The Conscious Closet Project
The phrase sustainable fashion is being thrown around the fashion industry and media often without any real context on how it’s impacting the planet and its people.
The good news is: there’s a vast variety of resources and media that helps explain the impacts of the fast fashion, and importance of shopping sustainably without getting too complicated.
One of these resources is My Indie Wardrobe, a website started by Hannah Clugston Wilson with the aim of starting a conversation about how we buy our clothes in a fun and engaging way.
Sections of the website include: showcases of sustainable wardrobes, a collection of interviews with small scale creators, lists of local (Sheffield & surrounding areas) sustainable shops and brands, and more in-depth information about the environmental and ethical impacts of the fashion industry.
Hannah decided to set up My Indie Wardrobe because she found that when she was having conversations about sustainable fashion, people always seemed to have the same objections to changing their buying habits:
“The first was that sustainable fashion is either too expensive or too complicated, and the second was that it was unfashionable. I wanted to show that neither of these things are true by creating a resource where it is easy to find new brands and see how great sustainable fashion can look when styled properly.”
She spent a year rummaging through people’s wardrobes and photographing what she found in order to showcase how stylish closets made up of second hand and ethical clothes can be. These photographs are now available on the wardrobes section of the website, and you can view our models wearing sustainable outfits from their own wardrobes throughout this package.

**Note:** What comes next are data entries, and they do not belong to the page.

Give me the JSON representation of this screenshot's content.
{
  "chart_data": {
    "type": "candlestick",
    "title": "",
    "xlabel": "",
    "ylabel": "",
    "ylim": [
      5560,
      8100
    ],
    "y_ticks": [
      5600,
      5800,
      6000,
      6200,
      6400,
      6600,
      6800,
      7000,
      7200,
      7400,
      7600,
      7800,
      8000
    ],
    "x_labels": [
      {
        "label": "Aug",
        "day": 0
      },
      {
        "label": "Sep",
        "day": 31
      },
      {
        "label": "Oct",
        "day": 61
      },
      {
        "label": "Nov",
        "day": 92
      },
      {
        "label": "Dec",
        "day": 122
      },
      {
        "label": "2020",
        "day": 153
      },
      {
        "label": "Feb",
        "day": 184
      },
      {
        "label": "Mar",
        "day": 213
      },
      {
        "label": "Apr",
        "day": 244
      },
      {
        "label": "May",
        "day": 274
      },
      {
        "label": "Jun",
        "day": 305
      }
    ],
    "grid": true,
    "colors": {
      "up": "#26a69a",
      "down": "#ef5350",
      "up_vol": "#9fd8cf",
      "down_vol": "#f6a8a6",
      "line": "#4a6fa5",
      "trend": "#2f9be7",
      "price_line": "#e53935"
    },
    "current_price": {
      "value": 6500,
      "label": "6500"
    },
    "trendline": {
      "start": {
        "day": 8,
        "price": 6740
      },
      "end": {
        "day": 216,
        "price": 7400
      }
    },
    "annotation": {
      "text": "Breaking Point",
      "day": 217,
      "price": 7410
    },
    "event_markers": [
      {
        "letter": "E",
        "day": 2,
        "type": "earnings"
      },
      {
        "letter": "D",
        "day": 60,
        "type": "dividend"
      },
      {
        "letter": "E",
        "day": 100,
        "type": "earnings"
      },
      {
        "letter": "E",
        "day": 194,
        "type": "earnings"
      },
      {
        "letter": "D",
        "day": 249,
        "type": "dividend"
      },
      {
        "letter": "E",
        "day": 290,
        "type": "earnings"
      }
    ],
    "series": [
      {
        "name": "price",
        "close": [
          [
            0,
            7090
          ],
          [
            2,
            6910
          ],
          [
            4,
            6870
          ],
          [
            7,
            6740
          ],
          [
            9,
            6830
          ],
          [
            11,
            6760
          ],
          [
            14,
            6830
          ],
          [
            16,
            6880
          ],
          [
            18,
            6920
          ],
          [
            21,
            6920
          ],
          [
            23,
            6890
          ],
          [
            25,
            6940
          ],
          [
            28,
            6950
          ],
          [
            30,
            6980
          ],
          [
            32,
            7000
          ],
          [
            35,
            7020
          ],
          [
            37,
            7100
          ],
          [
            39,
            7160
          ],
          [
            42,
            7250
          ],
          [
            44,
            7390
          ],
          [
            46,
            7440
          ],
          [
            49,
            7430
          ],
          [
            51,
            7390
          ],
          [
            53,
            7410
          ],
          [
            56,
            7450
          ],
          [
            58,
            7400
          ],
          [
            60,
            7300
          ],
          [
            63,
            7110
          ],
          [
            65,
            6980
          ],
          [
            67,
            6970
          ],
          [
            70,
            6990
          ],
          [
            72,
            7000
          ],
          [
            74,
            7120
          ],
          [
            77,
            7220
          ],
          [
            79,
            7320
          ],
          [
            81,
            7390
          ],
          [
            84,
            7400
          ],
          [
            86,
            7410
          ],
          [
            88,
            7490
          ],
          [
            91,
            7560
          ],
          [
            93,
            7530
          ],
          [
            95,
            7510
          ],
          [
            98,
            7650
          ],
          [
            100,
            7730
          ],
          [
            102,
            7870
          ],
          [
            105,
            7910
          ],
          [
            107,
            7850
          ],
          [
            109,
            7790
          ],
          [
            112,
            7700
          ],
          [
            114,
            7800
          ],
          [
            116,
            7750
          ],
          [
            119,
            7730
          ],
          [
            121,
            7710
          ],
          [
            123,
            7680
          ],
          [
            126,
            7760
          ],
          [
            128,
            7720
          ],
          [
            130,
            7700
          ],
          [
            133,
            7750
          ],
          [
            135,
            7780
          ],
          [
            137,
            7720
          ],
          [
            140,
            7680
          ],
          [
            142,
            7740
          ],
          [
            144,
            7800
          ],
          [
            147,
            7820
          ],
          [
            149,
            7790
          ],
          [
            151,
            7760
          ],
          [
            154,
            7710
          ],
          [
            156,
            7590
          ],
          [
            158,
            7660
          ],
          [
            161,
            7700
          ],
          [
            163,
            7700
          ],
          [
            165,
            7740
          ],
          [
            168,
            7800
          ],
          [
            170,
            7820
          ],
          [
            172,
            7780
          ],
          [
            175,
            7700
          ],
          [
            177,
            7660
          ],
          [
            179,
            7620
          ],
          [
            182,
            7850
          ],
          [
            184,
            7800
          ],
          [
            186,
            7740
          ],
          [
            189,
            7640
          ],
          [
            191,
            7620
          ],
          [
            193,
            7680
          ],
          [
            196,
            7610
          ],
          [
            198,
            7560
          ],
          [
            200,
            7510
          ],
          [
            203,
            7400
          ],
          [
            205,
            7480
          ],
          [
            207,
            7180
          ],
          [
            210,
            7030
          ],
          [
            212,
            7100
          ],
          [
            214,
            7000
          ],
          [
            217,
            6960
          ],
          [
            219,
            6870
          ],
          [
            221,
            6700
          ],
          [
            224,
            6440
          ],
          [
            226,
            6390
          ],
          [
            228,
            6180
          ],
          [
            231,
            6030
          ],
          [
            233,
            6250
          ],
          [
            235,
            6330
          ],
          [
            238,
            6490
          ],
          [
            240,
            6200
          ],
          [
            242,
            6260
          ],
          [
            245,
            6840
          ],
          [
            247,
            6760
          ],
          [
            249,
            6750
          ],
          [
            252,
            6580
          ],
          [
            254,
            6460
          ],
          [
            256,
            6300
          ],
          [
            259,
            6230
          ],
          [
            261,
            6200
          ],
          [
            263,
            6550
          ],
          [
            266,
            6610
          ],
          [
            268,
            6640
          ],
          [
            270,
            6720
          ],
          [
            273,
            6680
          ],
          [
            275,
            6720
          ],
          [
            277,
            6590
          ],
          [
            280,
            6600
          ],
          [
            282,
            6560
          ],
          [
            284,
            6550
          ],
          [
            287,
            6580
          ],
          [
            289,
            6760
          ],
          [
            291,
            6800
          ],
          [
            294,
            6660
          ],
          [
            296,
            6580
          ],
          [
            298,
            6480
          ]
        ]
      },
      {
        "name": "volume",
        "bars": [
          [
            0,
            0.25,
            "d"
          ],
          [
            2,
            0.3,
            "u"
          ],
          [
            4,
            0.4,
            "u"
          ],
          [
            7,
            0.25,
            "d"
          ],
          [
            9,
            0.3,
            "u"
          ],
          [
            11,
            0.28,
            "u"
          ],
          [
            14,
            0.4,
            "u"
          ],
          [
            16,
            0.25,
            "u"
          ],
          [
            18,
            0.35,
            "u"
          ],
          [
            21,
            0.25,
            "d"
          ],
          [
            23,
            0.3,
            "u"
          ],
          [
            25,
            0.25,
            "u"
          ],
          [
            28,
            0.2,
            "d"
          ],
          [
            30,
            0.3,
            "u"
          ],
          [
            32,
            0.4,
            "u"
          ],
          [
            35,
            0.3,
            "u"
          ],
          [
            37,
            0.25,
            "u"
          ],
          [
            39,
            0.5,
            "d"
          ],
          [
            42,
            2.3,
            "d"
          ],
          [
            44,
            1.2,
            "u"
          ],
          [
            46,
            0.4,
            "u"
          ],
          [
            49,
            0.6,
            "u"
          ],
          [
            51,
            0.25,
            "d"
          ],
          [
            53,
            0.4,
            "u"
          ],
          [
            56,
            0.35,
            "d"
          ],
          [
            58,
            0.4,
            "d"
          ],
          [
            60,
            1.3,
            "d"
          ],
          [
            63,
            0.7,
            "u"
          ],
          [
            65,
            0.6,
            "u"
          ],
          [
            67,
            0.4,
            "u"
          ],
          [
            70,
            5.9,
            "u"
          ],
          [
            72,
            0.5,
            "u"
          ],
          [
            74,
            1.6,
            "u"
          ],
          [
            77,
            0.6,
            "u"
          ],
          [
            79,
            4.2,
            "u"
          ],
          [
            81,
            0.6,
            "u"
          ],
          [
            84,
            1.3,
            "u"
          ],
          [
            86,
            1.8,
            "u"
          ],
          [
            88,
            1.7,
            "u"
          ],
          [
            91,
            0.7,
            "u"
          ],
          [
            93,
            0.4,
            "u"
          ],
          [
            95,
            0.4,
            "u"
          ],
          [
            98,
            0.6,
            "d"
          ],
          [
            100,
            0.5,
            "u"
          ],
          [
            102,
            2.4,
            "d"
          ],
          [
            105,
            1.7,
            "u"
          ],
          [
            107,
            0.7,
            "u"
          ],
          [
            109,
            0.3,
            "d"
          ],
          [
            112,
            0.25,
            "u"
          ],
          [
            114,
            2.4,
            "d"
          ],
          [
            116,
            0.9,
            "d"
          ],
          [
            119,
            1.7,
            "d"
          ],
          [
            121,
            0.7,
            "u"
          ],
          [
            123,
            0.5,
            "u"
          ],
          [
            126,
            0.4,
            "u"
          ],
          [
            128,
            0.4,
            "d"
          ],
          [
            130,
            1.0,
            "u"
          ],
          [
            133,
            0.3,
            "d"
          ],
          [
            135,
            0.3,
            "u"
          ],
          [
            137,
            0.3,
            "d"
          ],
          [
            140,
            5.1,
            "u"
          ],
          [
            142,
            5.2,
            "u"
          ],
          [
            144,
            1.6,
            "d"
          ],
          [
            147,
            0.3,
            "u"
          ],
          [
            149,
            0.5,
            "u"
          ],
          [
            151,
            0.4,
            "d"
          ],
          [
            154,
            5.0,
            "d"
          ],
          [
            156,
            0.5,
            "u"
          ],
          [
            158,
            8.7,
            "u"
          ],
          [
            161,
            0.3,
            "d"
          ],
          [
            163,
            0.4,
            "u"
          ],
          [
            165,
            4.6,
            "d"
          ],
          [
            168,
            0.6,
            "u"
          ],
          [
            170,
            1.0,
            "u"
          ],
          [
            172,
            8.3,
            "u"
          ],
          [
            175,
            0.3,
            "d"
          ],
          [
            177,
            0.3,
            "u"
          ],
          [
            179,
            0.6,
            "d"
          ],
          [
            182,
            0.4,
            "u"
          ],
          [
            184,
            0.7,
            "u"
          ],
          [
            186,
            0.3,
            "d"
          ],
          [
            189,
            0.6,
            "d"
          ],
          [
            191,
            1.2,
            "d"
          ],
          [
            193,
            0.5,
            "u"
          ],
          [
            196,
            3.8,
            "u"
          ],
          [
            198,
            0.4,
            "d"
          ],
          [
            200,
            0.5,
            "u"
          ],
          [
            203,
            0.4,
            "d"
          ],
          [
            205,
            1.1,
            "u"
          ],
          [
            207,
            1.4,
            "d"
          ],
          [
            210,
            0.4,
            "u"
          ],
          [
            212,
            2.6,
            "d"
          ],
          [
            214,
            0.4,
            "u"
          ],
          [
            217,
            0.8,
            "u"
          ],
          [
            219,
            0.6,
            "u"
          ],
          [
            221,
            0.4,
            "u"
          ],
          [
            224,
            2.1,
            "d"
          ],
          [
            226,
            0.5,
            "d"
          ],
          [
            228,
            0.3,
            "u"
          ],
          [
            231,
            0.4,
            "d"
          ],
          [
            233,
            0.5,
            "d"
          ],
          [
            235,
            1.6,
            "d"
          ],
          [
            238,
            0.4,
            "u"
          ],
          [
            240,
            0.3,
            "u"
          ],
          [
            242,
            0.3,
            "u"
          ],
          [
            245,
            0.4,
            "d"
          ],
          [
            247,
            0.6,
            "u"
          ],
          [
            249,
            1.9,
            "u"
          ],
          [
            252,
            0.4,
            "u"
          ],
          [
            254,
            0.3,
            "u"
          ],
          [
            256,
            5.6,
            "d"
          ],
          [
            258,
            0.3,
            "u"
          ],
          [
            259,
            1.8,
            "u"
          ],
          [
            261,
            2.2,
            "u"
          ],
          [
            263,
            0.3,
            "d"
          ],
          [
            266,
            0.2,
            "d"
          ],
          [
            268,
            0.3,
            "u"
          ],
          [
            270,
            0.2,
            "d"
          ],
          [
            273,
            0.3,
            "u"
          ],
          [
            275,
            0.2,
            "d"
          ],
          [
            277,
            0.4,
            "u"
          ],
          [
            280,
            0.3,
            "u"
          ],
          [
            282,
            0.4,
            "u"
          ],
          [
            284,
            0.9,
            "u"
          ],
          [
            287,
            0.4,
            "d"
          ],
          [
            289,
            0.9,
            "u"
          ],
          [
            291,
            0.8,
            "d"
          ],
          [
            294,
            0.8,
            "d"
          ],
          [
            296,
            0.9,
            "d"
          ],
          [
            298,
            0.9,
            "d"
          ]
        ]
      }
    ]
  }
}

My Indie Wardrobe also champions the benefits of thrift shopping, and shopping with sustainable indie brands for a completely individual wardrobe:
“Usually indie brands offer more interesting garments so you can curate a really interesting wardrobe by shopping in an alternative way to fast fashion.”
She’s also quick to point out the other benefits of buying second-hand clothes, considering that on average a person in the UK produces 70kg of textile waste per year, and the fashion industry is the second most polluting on the planet:
“Buying second hand is really important because it’s buying out of the mass of clothes hitting the landfills. In the west we have this crazy idea that we have endless access to everything on the planet, but that just isn’t the case. If we keep creating and consuming things that we then throw out within the year eventually something has to give.”
Another sustainable resource, Good on You, is an app that breaks down what brands are doing (or not doing) to be more sustainable. It rates brands using a five-dot system, the more dots a brand has, the more sustainable they are.
It gives you the chance to search the brands you commonly shop with and see a simple breakdown on what they’re doing to protect the environment and their workers.
If the brands policies and actions aren’t up to scratch, the app suggests the three sustainable brands that are the most similar to the one you searched. Helping you to easily switch your habits without compromising your style aesthetic.
There’s also a growing movement surrounding sustainability on social media with non-profits such as Sustainable Influencers which aims to create a community and a forum with the purpose to make sustainability more visible on social media.
If you know where to look, it’s easy to find the resources to help you become a more sustainable shopper. You can start simple, with My Indie Wardrobe, Good on You, and this multi-media package The Conscious Closet Project.
If you desire you can delve deeper using resources such as Fashion Revolution, Eco-Age, To Die For: Is Fashion Wearing Out The World? by Lucy Siegle, and documentary The True Cost.
Switching your shopping habits can be extremely difficult, time consuming, and it may seem a tad expensive when you first start to change, but you need to view each purchase as an investment in your own style, the planet, and garment workers.
Because why pay £20 for a new pair of jeans that will tear and need replacing every two months when you can pay £60 for a pair that will last for years. In the long run, sustainable fashion will save the planet, it’s people, and your money.
Choose to protect, and shop sustainable.